After a major downturn of the global economy in 2020 caused by the Covid-19 pandemic and despite renewed lockdowns in some parts of the world, there we expect the global economy to rebound in 2021. Several vaccines have been approved and are in the process of being rolled out, allowing for a gradual reversal of lockdown measures. Meanwhile fiscal and monetary support remains essential while countries return to normal economic life. There is considerable uncertainty around our baseline forecast, given the possibility of a delayed recovery, which may occur if there is a stretched wave of global infections. This would significantly reduce GDP growth in 2021 and effectively push the recovery into 2022.

Key points

  • As countries gradually emerge from their lockdowns, we expect global GDP to recover by 5.0% in 2021, following a 3.9% contraction in 2020.

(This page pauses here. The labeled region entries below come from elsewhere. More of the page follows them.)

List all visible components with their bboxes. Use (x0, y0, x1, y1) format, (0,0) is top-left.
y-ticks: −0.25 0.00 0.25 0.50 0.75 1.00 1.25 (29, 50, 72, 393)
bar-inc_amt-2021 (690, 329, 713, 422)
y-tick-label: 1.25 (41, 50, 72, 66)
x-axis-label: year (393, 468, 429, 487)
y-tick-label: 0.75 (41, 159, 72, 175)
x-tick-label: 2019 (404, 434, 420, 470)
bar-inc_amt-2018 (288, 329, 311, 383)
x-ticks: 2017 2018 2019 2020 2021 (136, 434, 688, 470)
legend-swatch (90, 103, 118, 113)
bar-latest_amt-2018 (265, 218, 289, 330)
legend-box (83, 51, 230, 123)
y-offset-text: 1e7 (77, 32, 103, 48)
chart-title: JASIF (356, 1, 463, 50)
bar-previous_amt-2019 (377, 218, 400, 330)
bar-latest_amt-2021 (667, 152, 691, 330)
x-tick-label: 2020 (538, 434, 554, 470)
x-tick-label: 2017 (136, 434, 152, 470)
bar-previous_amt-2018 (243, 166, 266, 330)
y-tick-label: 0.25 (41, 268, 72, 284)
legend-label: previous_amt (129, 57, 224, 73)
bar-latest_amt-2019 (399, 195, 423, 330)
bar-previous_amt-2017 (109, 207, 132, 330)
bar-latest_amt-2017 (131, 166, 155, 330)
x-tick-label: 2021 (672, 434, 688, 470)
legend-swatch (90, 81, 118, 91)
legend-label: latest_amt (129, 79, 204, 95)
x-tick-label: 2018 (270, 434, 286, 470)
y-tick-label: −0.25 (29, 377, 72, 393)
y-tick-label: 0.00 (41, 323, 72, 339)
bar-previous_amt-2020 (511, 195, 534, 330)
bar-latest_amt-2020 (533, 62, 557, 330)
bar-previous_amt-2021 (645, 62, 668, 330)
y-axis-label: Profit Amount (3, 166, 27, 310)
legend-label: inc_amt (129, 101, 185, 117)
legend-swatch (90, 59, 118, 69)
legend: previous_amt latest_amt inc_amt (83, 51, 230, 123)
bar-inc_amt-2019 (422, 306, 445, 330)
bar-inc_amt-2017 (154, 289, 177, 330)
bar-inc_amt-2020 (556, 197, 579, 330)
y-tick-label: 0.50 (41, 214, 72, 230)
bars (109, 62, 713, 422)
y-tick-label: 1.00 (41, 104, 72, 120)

  • Prospects for global trade in 2021 are good, following a revival of trade growth in the second half of last year. Global trade growth is expected to rebound by 7-8% in 2021, after a contraction of similar size in 2020.
  • After economic downturns in 2020, advanced markets as a group see growth rebounding by 3.9% in 2021, after a 5.0% decline in 2020. The pace of recovery deviates, but most advanced markets do not completely recover in 2021 from the GDP contraction they experienced last year.
  • In the Eurozone, economies continue to be in relatively strict lockdowns. A partial recovery of 4.2% is likely to occur in 2021 and only in 2022 is activity expected to return to pre-pandemic levels. National governments are expected to continue fiscal stimulus well into 2021.
  • The virus poses serious downside risks to the US economy in 2021, but economic growth is forecast to rebound as the rollout of vaccination allows lockdown measures to be gradually reversed. Moreover, the new government reduces policy uncertainty, and a new major stimulus plan for the economy is in the making.
  • In Japan, infections were brought under control in the first half of 2020. As a result, the economy is off to a good start in 2021, though it will not fully recover from the recession of last year. If held, the Tokyo Olympics will provide a temporary boost to GDP in 2021.
  • Many emerging market economies (EMEs) are still at a critical stage in the health crisis, though there are large differences between countries and regions. Asia is head of the curve in controlling the number of infections. Emerging markets as a group are forecast to grow by 6.3% in 2021, following a 1.9% contraction in 2020.